If single with $250,000 net SE income: 0.9% x ($250K - $200K) = $450 additional
Deduct the employer-equivalent portion
You can deduct half of your total SE tax (the employer-equivalent share) as an adjustment to income on Form 1040. This reduces your adjusted gross income and therefore your income tax, but it does not reduce your SE tax itself.
$4,285.04 / 2 = $2,142.52 deduction on Form 1040 line 15
Employee vs. Self-Employed Medicare Tax
How the same tax works differently depending on your employment status.
| Item | Employee (W-2) | Self-Employed |
|---|---|---|
| Medicare tax rate | 1.45% | 2.9% (both shares) |
| Who pays it | Split: you 1.45%, employer 1.45% | You pay the full 2.9% |
| Additional Medicare Tax | 0.9% over $200K (withheld by employer) | 0.9% over threshold (paid on return) |
| Deduction for employer share | N/A (employer pays directly) | 1.45% deductible on Form 1040 |
| Wage base limit | None for Medicare | None for Medicare |
| Reporting form | W-2 (Box 5: Medicare wages, Box 6: Medicare withheld) | Schedule SE + Form 1040 |
| Quarterly payments | Withheld each paycheck | Estimated payments (1040-ES) |
Value of the SE Tax Deduction
The employer-equivalent portion (1.45%) reduces your adjusted gross income, saving you income tax at your marginal rate.
| Net SE Income | Medicare SE Tax | Deduction (50%) | Income Tax Saved |
|---|---|---|---|
| $80,000 | $2,134 | $1,067 | ~$235 to $352 |
| $150,000 | $4,001 | $2,001 | ~$440 to $640 |
| $250,000 | $6,668 + $450 AMT | $3,334 | ~$800 to $1,067 |
| $500,000 | $13,337 + $2,700 AMT | $6,669 | ~$2,334 to $2,468 |
AMT = Additional Medicare Tax. Deduction amounts use the 92.35% adjustment. Income tax saved is approximate based on 2026 marginal tax brackets.
Quarterly Estimated Payments
When to Pay
Self-employed taxpayers must make quarterly estimated tax payments using Form 1040-ES if they expect to owe $1,000 or more in total tax. The 2026 due dates are:
- Q1: April 15, 2026
- Q2: June 15, 2026
- Q3: September 15, 2026
- Q4: January 15, 2027
How to Calculate Quarterly Amount
Your quarterly payment should cover both income tax and self-employment tax (including Medicare). The safe harbor rule: pay at least 100% of last year's total tax liability (110% if AGI exceeded $150,000) to avoid underpayment penalties.
A common approach: estimate your annual SE income, calculate the total SE tax and income tax, divide by 4, and pay that amount each quarter.
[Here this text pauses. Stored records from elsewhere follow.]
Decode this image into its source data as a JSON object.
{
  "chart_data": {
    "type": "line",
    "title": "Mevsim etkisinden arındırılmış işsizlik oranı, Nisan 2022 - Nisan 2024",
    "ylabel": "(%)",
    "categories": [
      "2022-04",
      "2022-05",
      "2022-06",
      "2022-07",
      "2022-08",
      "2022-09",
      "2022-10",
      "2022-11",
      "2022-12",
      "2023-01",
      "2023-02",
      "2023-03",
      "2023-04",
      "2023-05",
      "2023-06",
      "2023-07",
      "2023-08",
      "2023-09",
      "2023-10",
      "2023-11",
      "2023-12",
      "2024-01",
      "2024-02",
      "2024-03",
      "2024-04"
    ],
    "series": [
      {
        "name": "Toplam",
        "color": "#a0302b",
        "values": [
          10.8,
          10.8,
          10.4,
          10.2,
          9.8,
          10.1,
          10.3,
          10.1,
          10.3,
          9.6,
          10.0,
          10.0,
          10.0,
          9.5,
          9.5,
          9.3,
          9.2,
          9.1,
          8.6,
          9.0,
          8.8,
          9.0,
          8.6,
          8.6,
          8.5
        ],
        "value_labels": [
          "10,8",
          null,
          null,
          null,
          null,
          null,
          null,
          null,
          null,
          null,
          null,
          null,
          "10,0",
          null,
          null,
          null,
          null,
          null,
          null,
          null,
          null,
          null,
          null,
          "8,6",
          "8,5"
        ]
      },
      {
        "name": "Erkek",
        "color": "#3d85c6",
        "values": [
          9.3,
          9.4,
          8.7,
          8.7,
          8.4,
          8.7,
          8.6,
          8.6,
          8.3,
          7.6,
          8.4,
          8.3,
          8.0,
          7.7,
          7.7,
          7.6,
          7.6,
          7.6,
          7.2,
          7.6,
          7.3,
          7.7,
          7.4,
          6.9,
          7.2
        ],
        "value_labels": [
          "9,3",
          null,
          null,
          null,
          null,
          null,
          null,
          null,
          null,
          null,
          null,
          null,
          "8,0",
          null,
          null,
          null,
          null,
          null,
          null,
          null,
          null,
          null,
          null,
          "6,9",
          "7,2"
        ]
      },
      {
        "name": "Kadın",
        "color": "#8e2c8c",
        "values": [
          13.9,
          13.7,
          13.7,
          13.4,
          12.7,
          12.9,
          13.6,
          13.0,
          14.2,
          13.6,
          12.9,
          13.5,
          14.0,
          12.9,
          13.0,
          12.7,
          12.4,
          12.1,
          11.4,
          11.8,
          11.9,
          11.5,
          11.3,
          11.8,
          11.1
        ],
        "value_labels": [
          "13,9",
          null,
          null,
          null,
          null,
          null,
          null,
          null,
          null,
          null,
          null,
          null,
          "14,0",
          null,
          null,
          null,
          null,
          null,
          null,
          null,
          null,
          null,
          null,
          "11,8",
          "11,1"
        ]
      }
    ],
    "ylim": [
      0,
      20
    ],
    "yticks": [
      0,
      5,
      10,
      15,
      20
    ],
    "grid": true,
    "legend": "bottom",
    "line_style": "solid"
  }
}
The Additional Medicare Tax should be included in your estimated payments if your income is expected to exceed the threshold. The IRS does not distinguish between regular and additional Medicare tax in estimated payments.
Common Mistakes to Avoid
Forgetting the 92.35% adjustment
Always multiply net SE income by 0.9235 before calculating the 2.9% tax. This is required by the IRS and reduces your tax slightly.
Missing the deduction for half of SE tax
The employer-equivalent portion (half of SE tax) is deductible on Form 1040 Line 15. This is an above-the-line deduction, meaning it reduces your AGI even if you take the standard deduction.
Not making quarterly estimated payments
If you owe $1,000 or more, you are required to make quarterly payments. Missing them results in underpayment penalties, calculated as interest on the shortfall for each quarter.
Using the wrong threshold for Additional Medicare Tax
The threshold depends on filing status ($200K single, $250K MFJ, $125K MFS). If you also have W-2 wages, reduce the SE threshold by your W-2 wages to avoid double-counting.
Confusing Medicare tax with Social Security tax caps
Social Security tax has a $176,100 wage base cap in 2026. Medicare tax has no cap. All SE income, regardless of amount, is subject to the 2.9% Medicare tax.